Stock Analysis

Market Still Lacking Some Conviction On Lilycolor Co., Ltd. (TSE:9827)

Published
TSE:9827

With a median price-to-earnings (or "P/E") ratio of close to 12x in Japan, you could be forgiven for feeling indifferent about Lilycolor Co., Ltd.'s (TSE:9827) P/E ratio of 11.5x. Although, it's not wise to simply ignore the P/E without explanation as investors may be disregarding a distinct opportunity or a costly mistake.

As an illustration, earnings have deteriorated at Lilycolor over the last year, which is not ideal at all. One possibility is that the P/E is moderate because investors think the company might still do enough to be in line with the broader market in the near future. If you like the company, you'd at least be hoping this is the case so that you could potentially pick up some stock while it's not quite in favour.

See our latest analysis for Lilycolor

TSE:9827 Price to Earnings Ratio vs Industry August 6th 2024
We don't have analyst forecasts, but you can see how recent trends are setting up the company for the future by checking out our free report on Lilycolor's earnings, revenue and cash flow.

What Are Growth Metrics Telling Us About The P/E?

Lilycolor's P/E ratio would be typical for a company that's only expected to deliver moderate growth, and importantly, perform in line with the market.

Taking a look back first, the company's earnings per share growth last year wasn't something to get excited about as it posted a disappointing decline of 50%. Still, the latest three year period has seen an excellent 331% overall rise in EPS, in spite of its unsatisfying short-term performance. Although it's been a bumpy ride, it's still fair to say the earnings growth recently has been more than adequate for the company.

This is in contrast to the rest of the market, which is expected to grow by 9.9% over the next year, materially lower than the company's recent medium-term annualised growth rates.

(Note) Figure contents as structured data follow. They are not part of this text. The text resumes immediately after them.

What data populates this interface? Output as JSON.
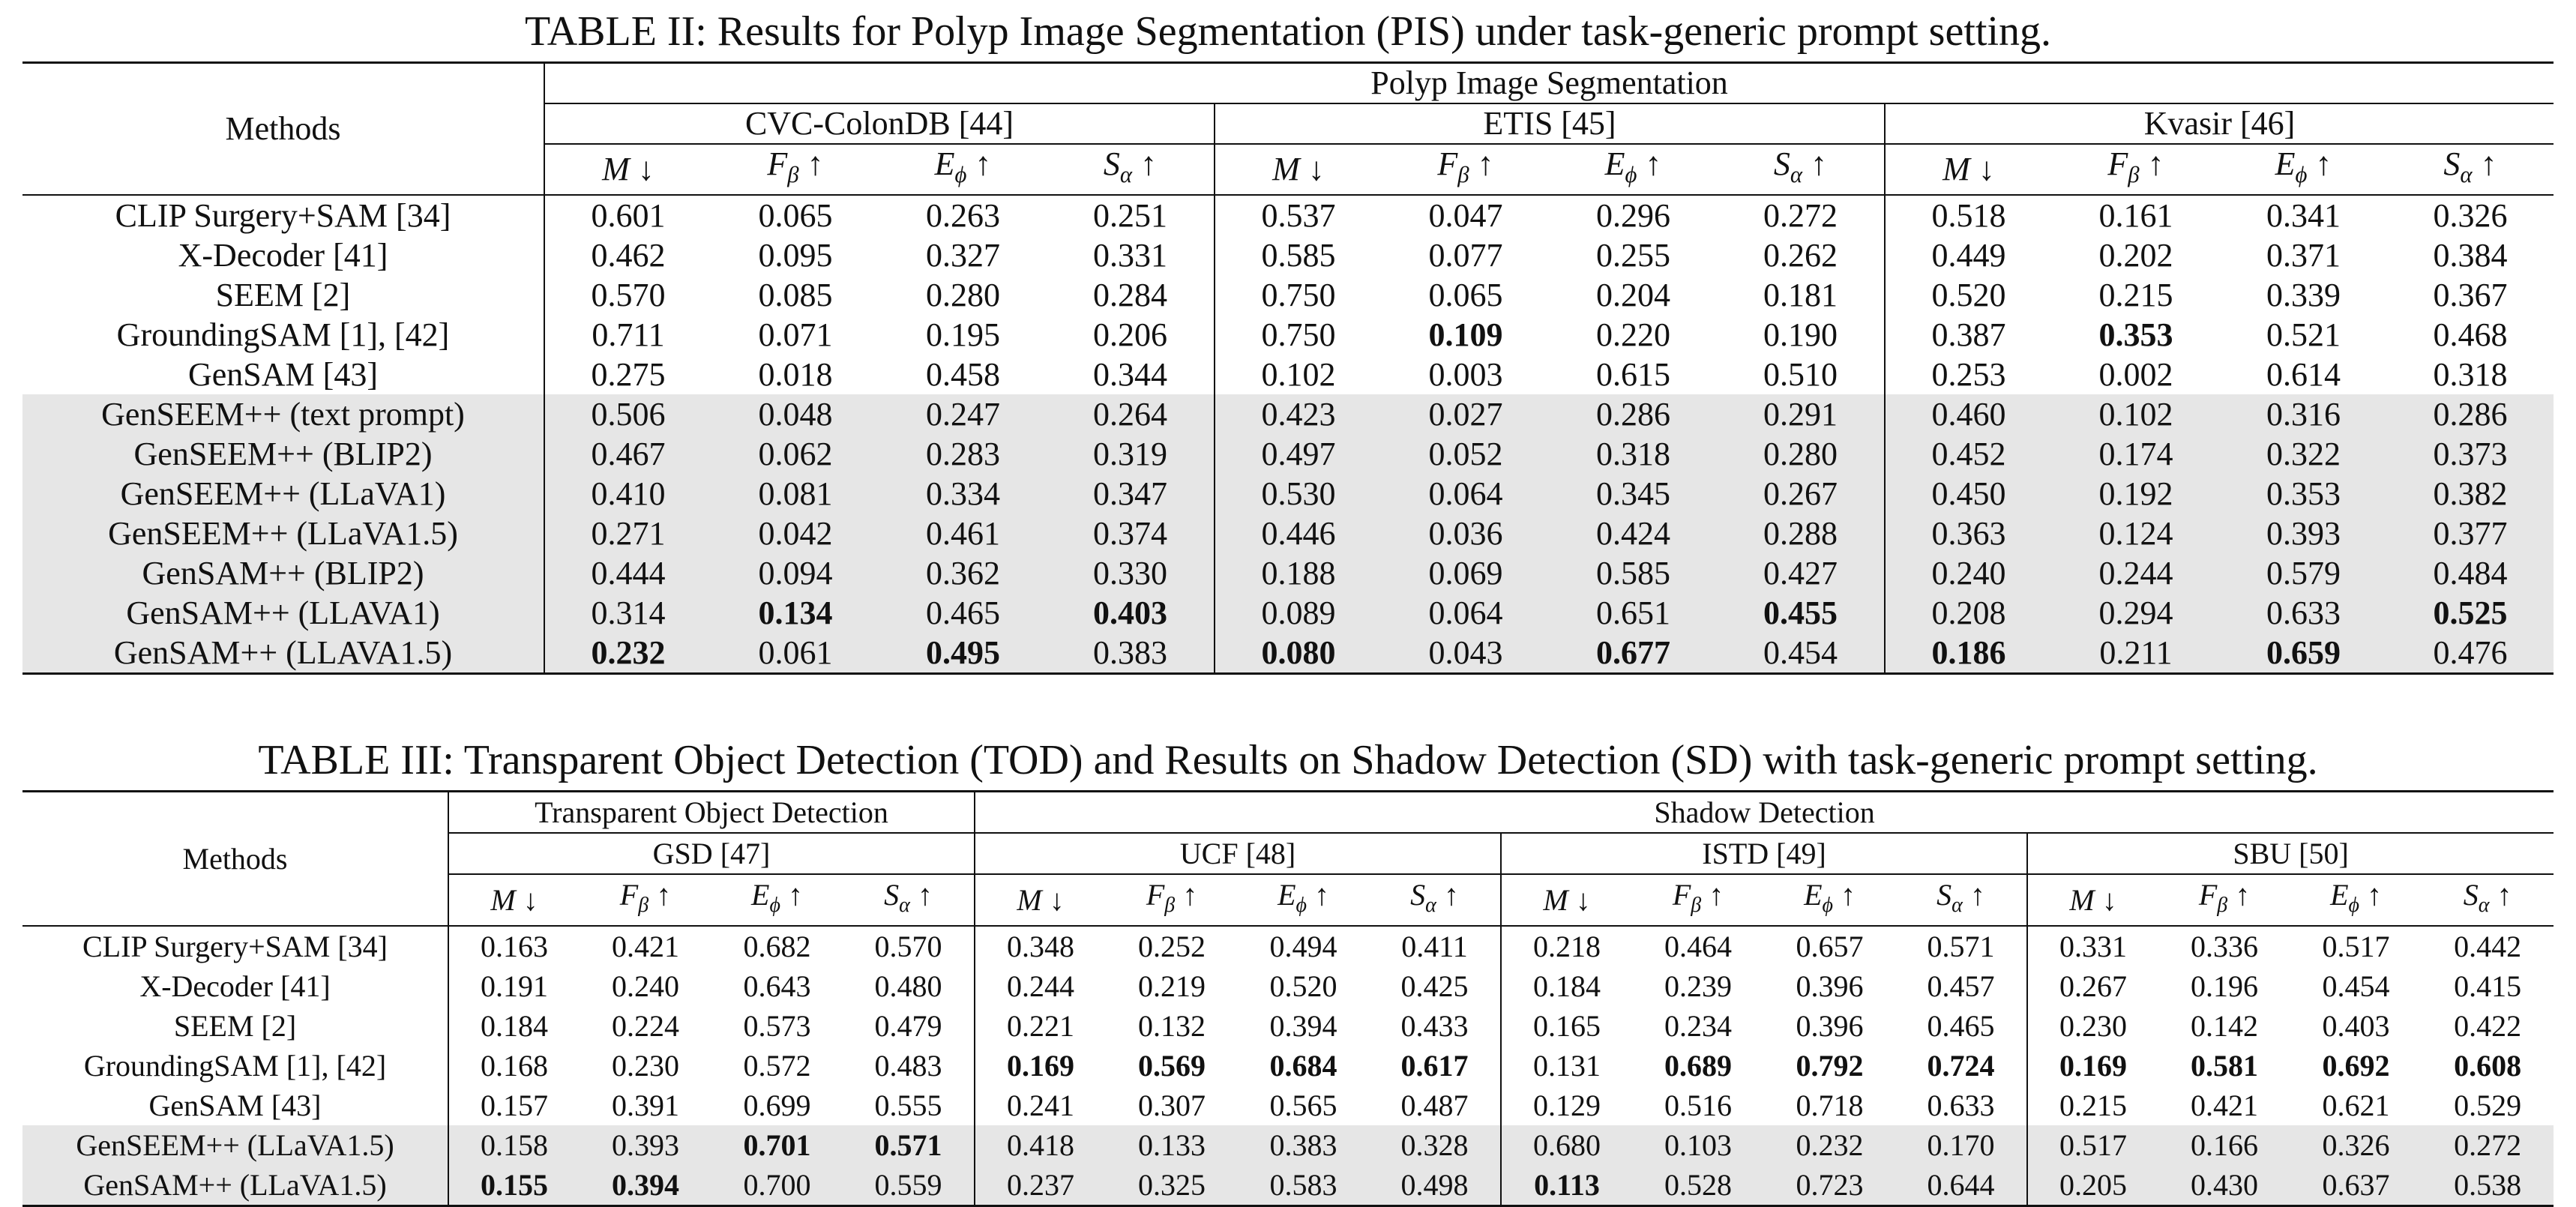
{
  "table2": {
    "caption": "TABLE II: Results for Polyp Image Segmentation (PIS) under task-generic prompt setting.",
    "methods_header": "Methods",
    "task_header": "Polyp Image Segmentation",
    "datasets": [
      "CVC-ColonDB [44]",
      "ETIS [45]",
      "Kvasir [46]"
    ],
    "rows": [
      {
        "method": "CLIP Surgery+SAM [34]",
        "values": [
          "0.601",
          "0.065",
          "0.263",
          "0.251",
          "0.537",
          "0.047",
          "0.296",
          "0.272",
          "0.518",
          "0.161",
          "0.341",
          "0.326"
        ],
        "bold": []
      },
      {
        "method": "X-Decoder [41]",
        "values": [
          "0.462",
          "0.095",
          "0.327",
          "0.331",
          "0.585",
          "0.077",
          "0.255",
          "0.262",
          "0.449",
          "0.202",
          "0.371",
          "0.384"
        ],
        "bold": []
      },
      {
        "method": "SEEM [2]",
        "values": [
          "0.570",
          "0.085",
          "0.280",
          "0.284",
          "0.750",
          "0.065",
          "0.204",
          "0.181",
          "0.520",
          "0.215",
          "0.339",
          "0.367"
        ],
        "bold": []
      },
      {
        "method": "GroundingSAM [1], [42]",
        "values": [
          "0.711",
          "0.071",
          "0.195",
          "0.206",
          "0.750",
          "0.109",
          "0.220",
          "0.190",
          "0.387",
          "0.353",
          "0.521",
          "0.468"
        ],
        "bold": [
          5,
          9
        ]
      },
      {
        "method": "GenSAM [43]",
        "values": [
          "0.275",
          "0.018",
          "0.458",
          "0.344",
          "0.102",
          "0.003",
          "0.615",
          "0.510",
          "0.253",
          "0.002",
          "0.614",
          "0.318"
        ],
        "bold": []
      },
      {
        "method": "GenSEEM++ (text prompt)",
        "values": [
          "0.506",
          "0.048",
          "0.247",
          "0.264",
          "0.423",
          "0.027",
          "0.286",
          "0.291",
          "0.460",
          "0.102",
          "0.316",
          "0.286"
        ],
        "bold": [],
        "shaded": true
      },
      {
        "method": "GenSEEM++ (BLIP2)",
        "values": [
          "0.467",
          "0.062",
          "0.283",
          "0.319",
          "0.497",
          "0.052",
          "0.318",
          "0.280",
          "0.452",
          "0.174",
          "0.322",
          "0.373"
        ],
        "bold": [],
        "shaded": true
      },
      {
        "method": "GenSEEM++ (LLaVA1)",
        "values": [
          "0.410",
          "0.081",
          "0.334",
          "0.347",
          "0.530",
          "0.064",
          "0.345",
          "0.267",
          "0.450",
          "0.192",
          "0.353",
          "0.382"
        ],
        "bold": [],
        "shaded": true
      },
      {
        "method": "GenSEEM++ (LLaVA1.5)",
        "values": [
          "0.271",
          "0.042",
          "0.461",
          "0.374",
          "0.446",
          "0.036",
          "0.424",
          "0.288",
          "0.363",
          "0.124",
          "0.393",
          "0.377"
        ],
        "bold": [],
        "shaded": true
      },
      {
        "method": "GenSAM++ (BLIP2)",
        "values": [
          "0.444",
          "0.094",
          "0.362",
          "0.330",
          "0.188",
          "0.069",
          "0.585",
          "0.427",
          "0.240",
          "0.244",
          "0.579",
          "0.484"
        ],
        "bold": [],
        "shaded": true
      },
      {
        "method": "GenSAM++ (LLAVA1)",
        "values": [
          "0.314",
          "0.134",
          "0.465",
          "0.403",
          "0.089",
          "0.064",
          "0.651",
          "0.455",
          "0.208",
          "0.294",
          "0.633",
          "0.525"
        ],
        "bold": [
          1,
          3,
          7,
          11
        ],
        "shaded": true
      },
      {
        "method": "GenSAM++ (LLAVA1.5)",
        "values": [
          "0.232",
          "0.061",
          "0.495",
          "0.383",
          "0.080",
          "0.043",
          "0.677",
          "0.454",
          "0.186",
          "0.211",
          "0.659",
          "0.476"
        ],
        "bold": [
          0,
          2,
          4,
          6,
          8,
          10
        ],
        "shaded": true
      }
    ]
  },
  "table3": {
    "caption": "TABLE III: Transparent Object Detection (TOD) and Results on Shadow Detection (SD) with task-generic prompt setting.",
    "methods_header": "Methods",
    "task_headers": [
      "Transparent Object Detection",
      "Shadow Detection"
    ],
    "datasets": [
      "GSD [47]",
      "UCF [48]",
      "ISTD [49]",
      "SBU [50]"
    ],
    "rows": [
      {
        "method": "CLIP Surgery+SAM [34]",
        "values": [
          "0.163",
          "0.421",
          "0.682",
          "0.570",
          "0.348",
          "0.252",
          "0.494",
          "0.411",
          "0.218",
          "0.464",
          "0.657",
          "0.571",
          "0.331",
          "0.336",
          "0.517",
          "0.442"
        ],
        "bold": []
      },
      {
        "method": "X-Decoder [41]",
        "values": [
          "0.191",
          "0.240",
          "0.643",
          "0.480",
          "0.244",
          "0.219",
          "0.520",
          "0.425",
          "0.184",
          "0.239",
          "0.396",
          "0.457",
          "0.267",
          "0.196",
          "0.454",
          "0.415"
        ],
        "bold": []
      },
      {
        "method": "SEEM [2]",
        "values": [
          "0.184",
          "0.224",
          "0.573",
          "0.479",
          "0.221",
          "0.132",
          "0.394",
          "0.433",
          "0.165",
          "0.234",
          "0.396",
          "0.465",
          "0.230",
          "0.142",
          "0.403",
          "0.422"
        ],
        "bold": []
      },
      {
        "method": "GroundingSAM [1], [42]",
        "values": [
          "0.168",
          "0.230",
          "0.572",
          "0.483",
          "0.169",
          "0.569",
          "0.684",
          "0.617",
          "0.131",
          "0.689",
          "0.792",
          "0.724",
          "0.169",
          "0.581",
          "0.692",
          "0.608"
        ],
        "bold": [
          4,
          5,
          6,
          7,
          9,
          10,
          11,
          12,
          13,
          14,
          15
        ]
      },
      {
        "method": "GenSAM [43]",
        "values": [
          "0.157",
          "0.391",
          "0.699",
          "0.555",
          "0.241",
          "0.307",
          "0.565",
          "0.487",
          "0.129",
          "0.516",
          "0.718",
          "0.633",
          "0.215",
          "0.421",
          "0.621",
          "0.529"
        ],
        "bold": []
      },
      {
        "method": "GenSEEM++ (LLaVA1.5)",
        "values": [
          "0.158",
          "0.393",
          "0.701",
          "0.571",
          "0.418",
          "0.133",
          "0.383",
          "0.328",
          "0.680",
          "0.103",
          "0.232",
          "0.170",
          "0.517",
          "0.166",
          "0.326",
          "0.272"
        ],
        "bold": [
          2,
          3
        ],
        "shaded": true
      },
      {
        "method": "GenSAM++ (LLaVA1.5)",
        "values": [
          "0.155",
          "0.394",
          "0.700",
          "0.559",
          "0.237",
          "0.325",
          "0.583",
          "0.498",
          "0.113",
          "0.528",
          "0.723",
          "0.644",
          "0.205",
          "0.430",
          "0.637",
          "0.538"
        ],
        "bold": [
          0,
          1,
          8
        ],
        "shaded": true
      }
    ]
  }
}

With this information, we find it interesting that Lilycolor is trading at a fairly similar P/E to the market. It may be that most investors are not convinced the company can maintain its recent growth rates.

The Bottom Line On Lilycolor's P/E

Generally, our preference is to limit the use of the price-to-earnings ratio to establishing what the market thinks about the overall health of a company.

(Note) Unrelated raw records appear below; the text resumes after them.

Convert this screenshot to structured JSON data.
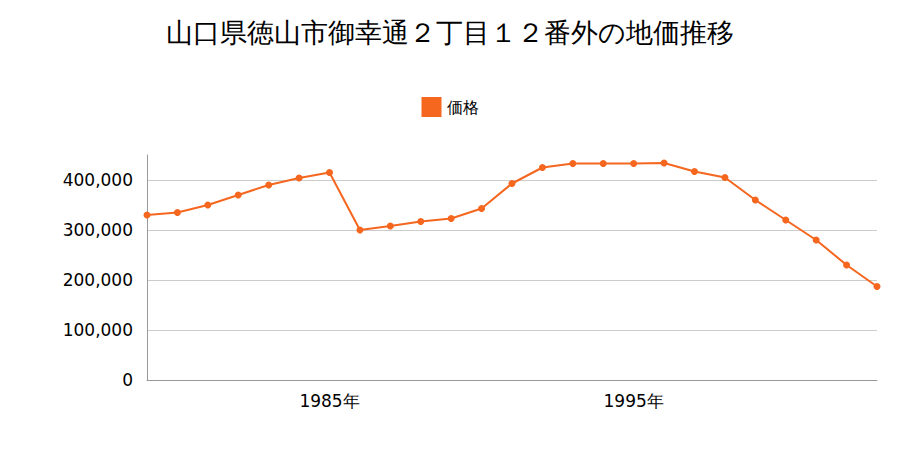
{
  "chart_data": {
    "type": "line",
    "title": "山口県徳山市御幸通２丁目１２番外の地価推移",
    "categories": [
      null,
      null,
      null,
      null,
      null,
      null,
      "1985年",
      null,
      null,
      null,
      null,
      null,
      null,
      null,
      null,
      null,
      "1995年",
      null,
      null,
      null,
      null,
      null,
      null,
      null,
      null
    ],
    "series": [
      {
        "name": "価格",
        "color": "#f5661e",
        "marker": "circle",
        "values": [
          330000,
          335000,
          350000,
          370000,
          390000,
          404000,
          415000,
          300000,
          308000,
          317000,
          323000,
          343000,
          393000,
          425000,
          433000,
          433000,
          433000,
          434000,
          417000,
          405000,
          360000,
          320000,
          280000,
          230000,
          187000
        ]
      }
    ],
    "ylim": [
      0,
      450000
    ],
    "yticks": [
      0,
      {
        "value": 100000,
        "label": "100,000"
      },
      {
        "value": 200000,
        "label": "200,000"
      },
      {
        "value": 300000,
        "label": "300,000"
      },
      {
        "value": 400000,
        "label": "400,000"
      }
    ],
    "grid": true,
    "legend": "top"
  }
}
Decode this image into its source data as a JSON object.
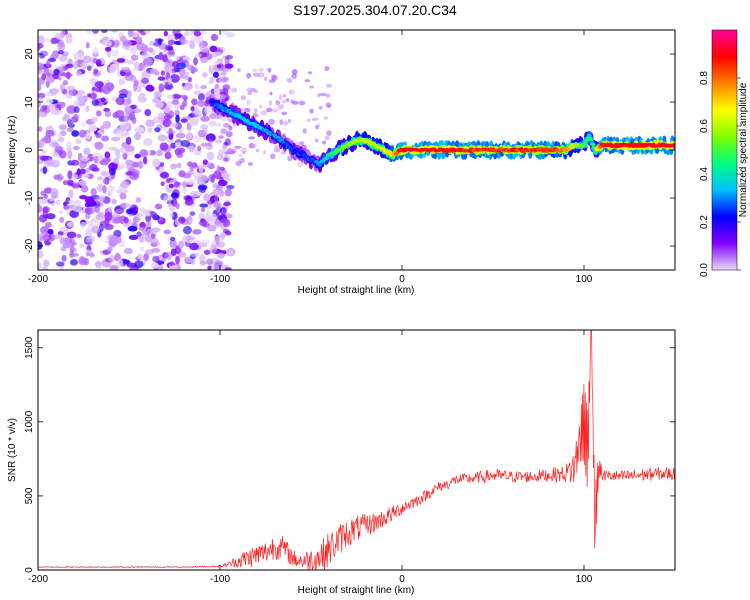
{
  "title": "S197.2025.304.07.20.C34",
  "chart_data": [
    {
      "type": "heatmap",
      "title": "S197.2025.304.07.20.C34",
      "xlabel": "Height of straight line (km)",
      "ylabel": "Frequency (Hz)",
      "xlim": [
        -200,
        150
      ],
      "ylim": [
        -25,
        25
      ],
      "xticks": [
        -200,
        -100,
        0,
        100
      ],
      "yticks": [
        -20,
        -10,
        0,
        10,
        20
      ],
      "colorbar": {
        "label": "Normalized spectral amplitude",
        "range": [
          0,
          1
        ],
        "ticks": [
          "0.0",
          "0.2",
          "0.4",
          "0.6",
          "0.8"
        ],
        "colors": [
          "#e8d8f8",
          "#8000ff",
          "#0000ff",
          "#00c0ff",
          "#00ff80",
          "#80ff00",
          "#ffff00",
          "#ff8000",
          "#ff0000",
          "#ff00a0"
        ]
      },
      "ridge": {
        "x": [
          -105,
          -100,
          -90,
          -80,
          -70,
          -60,
          -50,
          -45,
          -40,
          -35,
          -30,
          -25,
          -20,
          -15,
          -10,
          -5,
          0,
          10,
          20,
          30,
          40,
          50,
          60,
          70,
          80,
          90,
          95,
          100,
          103,
          106,
          110,
          120,
          130,
          140,
          150
        ],
        "y": [
          10,
          9,
          7,
          5,
          3,
          0,
          -2,
          -3,
          -1,
          0,
          1,
          2,
          2,
          1,
          0,
          -1,
          0,
          0,
          0,
          0,
          0,
          0,
          0,
          0,
          0,
          0,
          1,
          1,
          3,
          0,
          1,
          1,
          1,
          1,
          1
        ],
        "amplitude": [
          0.2,
          0.3,
          0.35,
          0.35,
          0.3,
          0.25,
          0.25,
          0.3,
          0.4,
          0.5,
          0.55,
          0.6,
          0.6,
          0.6,
          0.65,
          0.7,
          0.9,
          0.9,
          0.9,
          0.9,
          0.85,
          0.85,
          0.85,
          0.85,
          0.85,
          0.8,
          0.6,
          0.5,
          0.4,
          0.5,
          0.9,
          0.9,
          0.9,
          0.9,
          0.9
        ]
      },
      "noise_region": {
        "x_range": [
          -200,
          -100
        ],
        "amplitude": 0.1
      }
    },
    {
      "type": "line",
      "xlabel": "Height of straight line (km)",
      "ylabel": "SNR (10 * v/v)",
      "xlim": [
        -200,
        150
      ],
      "ylim": [
        0,
        1620
      ],
      "xticks": [
        -200,
        -100,
        0,
        100
      ],
      "yticks": [
        0,
        500,
        1000,
        1500
      ],
      "color": "#ff2020",
      "series": [
        {
          "name": "SNR",
          "x": [
            -200,
            -180,
            -160,
            -140,
            -120,
            -100,
            -95,
            -85,
            -75,
            -70,
            -65,
            -60,
            -55,
            -50,
            -45,
            -40,
            -35,
            -30,
            -25,
            -20,
            -15,
            -10,
            -5,
            0,
            5,
            10,
            15,
            20,
            25,
            30,
            40,
            50,
            60,
            70,
            80,
            90,
            95,
            98,
            100,
            102,
            104,
            106,
            108,
            110,
            120,
            130,
            140,
            150
          ],
          "y": [
            20,
            20,
            20,
            20,
            20,
            25,
            40,
            80,
            120,
            160,
            150,
            80,
            60,
            70,
            90,
            140,
            200,
            250,
            280,
            300,
            320,
            350,
            380,
            420,
            450,
            480,
            520,
            560,
            580,
            610,
            620,
            640,
            630,
            630,
            640,
            650,
            700,
            900,
            1000,
            800,
            1620,
            300,
            700,
            640,
            630,
            640,
            650,
            650
          ],
          "noise_amplitude": [
            3,
            3,
            3,
            3,
            3,
            6,
            20,
            70,
            80,
            90,
            80,
            60,
            60,
            80,
            110,
            120,
            110,
            100,
            90,
            80,
            70,
            60,
            55,
            50,
            45,
            40,
            38,
            36,
            36,
            36,
            40,
            45,
            40,
            40,
            45,
            60,
            150,
            200,
            300,
            300,
            0,
            250,
            120,
            40,
            40,
            45,
            45,
            45
          ]
        }
      ]
    }
  ]
}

We've established that Lilycolor currently trades on a lower than expected P/E since its recent three-year growth is higher than the wider market forecast. When we see strong earnings with faster-than-market growth, we assume potential risks are what might be placing pressure on the P/E ratio. It appears some are indeed anticipating earnings instability, because the persistence of these recent medium-term conditions would normally provide a boost to the share price.

Having said that, be aware Lilycolor is showing 3 warning signs in our investment analysis, you should know about.

If you're unsure about the strength of Lilycolor's business, why not explore our interactive list of stocks with solid business fundamentals for some other companies you may have missed.

New: AI Stock Screener & Alerts

Our new AI Stock Screener scans the market every day to uncover opportunities.

• Dividend Powerhouses (3%+ Yield)
• Undervalued Small Caps with Insider Buying
• High growth Tech and AI Companies

Or build your own from over 50 metrics.

Explore Now for Free

Have feedback on this article? Concerned about the content? Get in touch with us directly. Alternatively, email editorial-team (at) simplywallst.com.

This article by Simply Wall St is general in nature. We provide commentary based on historical data and analyst forecasts only using an unbiased methodology and our articles are not intended to be financial advice. It does not constitute a recommendation to buy or sell any stock, and does not take account of your objectives, or your financial situation. We aim to bring you long-term focused analysis driven by fundamental data. Note that our analysis may not factor in the latest price-sensitive company announcements or qualitative material. Simply Wall St has no position in any stocks mentioned.